WASHINGTON — Three European ambassadors warned against a rise of xenophobic sentiment on the continent at an event Wednesday marking a day of international Holocaust remembrance.
An influx of refugees to France is fueling anti-immigrant sentiment, including calls to close the border and take other measures to keep out people fleeing war-torn countries, said Gérard Araud, the French ambassador to the United States.
The ambassadors convened at the U.S. Holocaust Museum for a panel discussion, commemorating the day Red Army soldiers liberated the Auschwitz concentration camp on Jan. 27, 1945. The current question of whether to accept refugees facing crises in their home countries drew parallels to Europe during World War II, when millions of people sought refuge from bloodshed and the Holocaust.
“Europe has made a huge amount of progress over the past 70 years or so,” said David O’Sullivan, of Ireland, the European Union ambassador to the U.S. “We cannot be complacent in the face of what is happening.”
At an earlier ceremony commemorating the day of remembrance, Holocaust survivor Johanna Neumann, 86, told the story of her Jewish family escaping Germany and going into Albania, where they took refuge in one home after another as the war raged. Neumann and her family were welcomed with “open arms” — never treated as refugees, she said.

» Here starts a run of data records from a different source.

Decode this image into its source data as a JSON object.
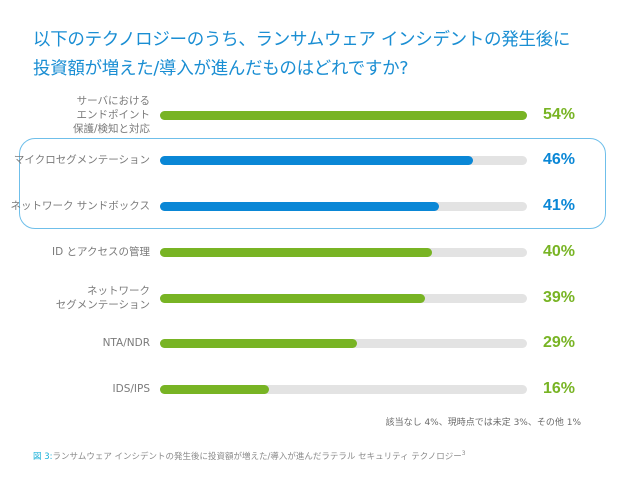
{
  "title": {
    "line1": "以下のテクノロジーのうち、ランサムウェア インシデントの発生後に",
    "line2": "投資額が増えた/導入が進んだものはどれですか?"
  },
  "colors": {
    "title": "#1a8ed3",
    "green": "#78b424",
    "blue": "#0a87d6",
    "track": "#e3e3e3",
    "highlight_border": "#6fbfea"
  },
  "chart_data": {
    "type": "bar",
    "orientation": "horizontal",
    "title": "以下のテクノロジーのうち、ランサムウェア インシデントの発生後に投資額が増えた/導入が進んだものはどれですか?",
    "scale_max": 54,
    "unit": "%",
    "categories": [
      "サーバにおける\nエンドポイント\n保護/検知と対応",
      "マイクロセグメンテーション",
      "ネットワーク サンドボックス",
      "ID とアクセスの管理",
      "ネットワーク\nセグメンテーション",
      "NTA/NDR",
      "IDS/IPS"
    ],
    "values": [
      54,
      46,
      41,
      40,
      39,
      29,
      16
    ],
    "value_labels": [
      "54%",
      "46%",
      "41%",
      "40%",
      "39%",
      "29%",
      "16%"
    ],
    "highlighted": [
      false,
      true,
      true,
      false,
      false,
      false,
      false
    ],
    "bar_colors": [
      "green",
      "blue",
      "blue",
      "green",
      "green",
      "green",
      "green"
    ]
  },
  "footnote": "該当なし 4%、現時点では未定 3%、その他 1%",
  "caption": {
    "figure_label": "図 3:",
    "text": "ランサムウェア インシデントの発生後に投資額が増えた/導入が進んだラテラル セキュリティ テクノロジー",
    "superscript": "3"
  }
}
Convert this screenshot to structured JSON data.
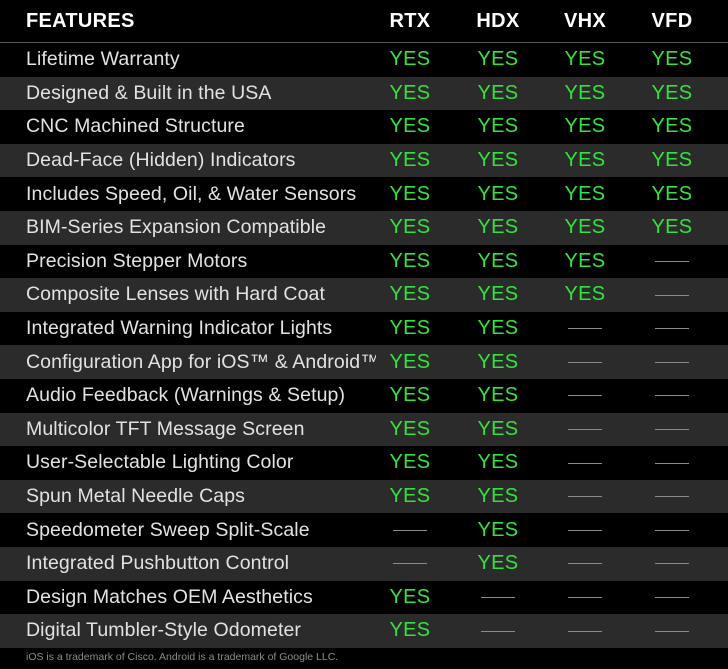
{
  "header": {
    "features_label": "FEATURES",
    "columns": [
      "RTX",
      "HDX",
      "VHX",
      "VFD"
    ]
  },
  "colors": {
    "yes": "#33e33d",
    "background": "#000000",
    "alt_row": "#2b2b2b",
    "text": "#e2e2e2"
  },
  "rows": [
    {
      "feature": "Lifetime Warranty",
      "values": [
        "YES",
        "YES",
        "YES",
        "YES"
      ]
    },
    {
      "feature": "Designed & Built in the USA",
      "values": [
        "YES",
        "YES",
        "YES",
        "YES"
      ]
    },
    {
      "feature": "CNC Machined Structure",
      "values": [
        "YES",
        "YES",
        "YES",
        "YES"
      ]
    },
    {
      "feature": "Dead-Face (Hidden) Indicators",
      "values": [
        "YES",
        "YES",
        "YES",
        "YES"
      ]
    },
    {
      "feature": "Includes Speed, Oil, & Water Sensors",
      "values": [
        "YES",
        "YES",
        "YES",
        "YES"
      ]
    },
    {
      "feature": "BIM-Series Expansion Compatible",
      "values": [
        "YES",
        "YES",
        "YES",
        "YES"
      ]
    },
    {
      "feature": "Precision Stepper Motors",
      "values": [
        "YES",
        "YES",
        "YES",
        "—"
      ]
    },
    {
      "feature": "Composite Lenses with Hard Coat",
      "values": [
        "YES",
        "YES",
        "YES",
        "—"
      ]
    },
    {
      "feature": "Integrated Warning Indicator Lights",
      "values": [
        "YES",
        "YES",
        "—",
        "—"
      ]
    },
    {
      "feature": "Configuration App for iOS™ & Android™",
      "values": [
        "YES",
        "YES",
        "—",
        "—"
      ]
    },
    {
      "feature": "Audio Feedback (Warnings & Setup)",
      "values": [
        "YES",
        "YES",
        "—",
        "—"
      ]
    },
    {
      "feature": "Multicolor TFT Message Screen",
      "values": [
        "YES",
        "YES",
        "—",
        "—"
      ]
    },
    {
      "feature": "User-Selectable Lighting Color",
      "values": [
        "YES",
        "YES",
        "—",
        "—"
      ]
    },
    {
      "feature": "Spun Metal Needle Caps",
      "values": [
        "YES",
        "YES",
        "—",
        "—"
      ]
    },
    {
      "feature": "Speedometer Sweep Split-Scale",
      "values": [
        "—",
        "YES",
        "—",
        "—"
      ]
    },
    {
      "feature": "Integrated Pushbutton Control",
      "values": [
        "—",
        "YES",
        "—",
        "—"
      ]
    },
    {
      "feature": "Design Matches OEM Aesthetics",
      "values": [
        "YES",
        "—",
        "—",
        "—"
      ]
    },
    {
      "feature": "Digital Tumbler-Style Odometer",
      "values": [
        "YES",
        "—",
        "—",
        "—"
      ]
    }
  ],
  "footnote": "iOS is a trademark of Cisco. Android is a trademark of Google LLC."
}
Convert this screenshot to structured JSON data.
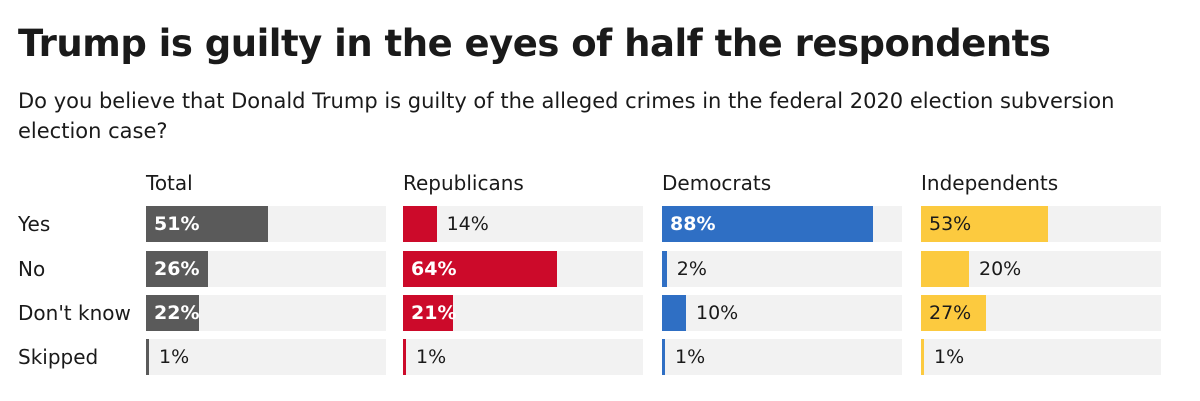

Despite the vast size of the refugee crisis in 2016 and the potential risks it poses to Europe, Neumann said she hopes migrants “will be given the opportunity to make a living, to have a dignified existence in the country to which they’re coming.”
Although O’Sullivan hopes European countries can serve as a safe haven, he said the scale of the migration makes it difficult to offer refugees their first-choice destination.
More than 1 million refugees arrived to Europe by way of the Mediterranean Sea last year – nearly half of them from war-torn Syria, according to data from the UN Refugee Agency. There have been more than 46,000 arrivals already this year.
The scale of the migration has caused a logistical challenge, but the EU is working to improve the process through better coordination among the member countries, O’Sullivan said.
Peter Wittig, German ambassador to the U.S., tried to explain European anxiety in the face of a crisis without a clear solution.
“The trouble is we are dealing with a historic, epic, almost Biblical flow of refugees,” he said. “It is a lot in the eyes of the people — because they see no end to it.”
Calling the rising xenophobia a “crisis of Western democracies,” Araud noted a similar anxiety in the U.S. towards immigrants from Syria. In France, an arrival of mostly Muslim immigrants has fueled Islamophobia across the country, the French ambassador said.
In Germany, there have been a series of reports of arsonists targeting refugee centers, according to the Washington Post. France has played host to far-right protests following the November terrorist attacks in Paris. One of the suspects was a Syrian refugee.
“The problem is on the prime-time TV European citizens are seeing every day… the impression of an invasion,” Araud said. “The Syrian crisis is becoming an existential threat and we have to solve it as quickly as possible.”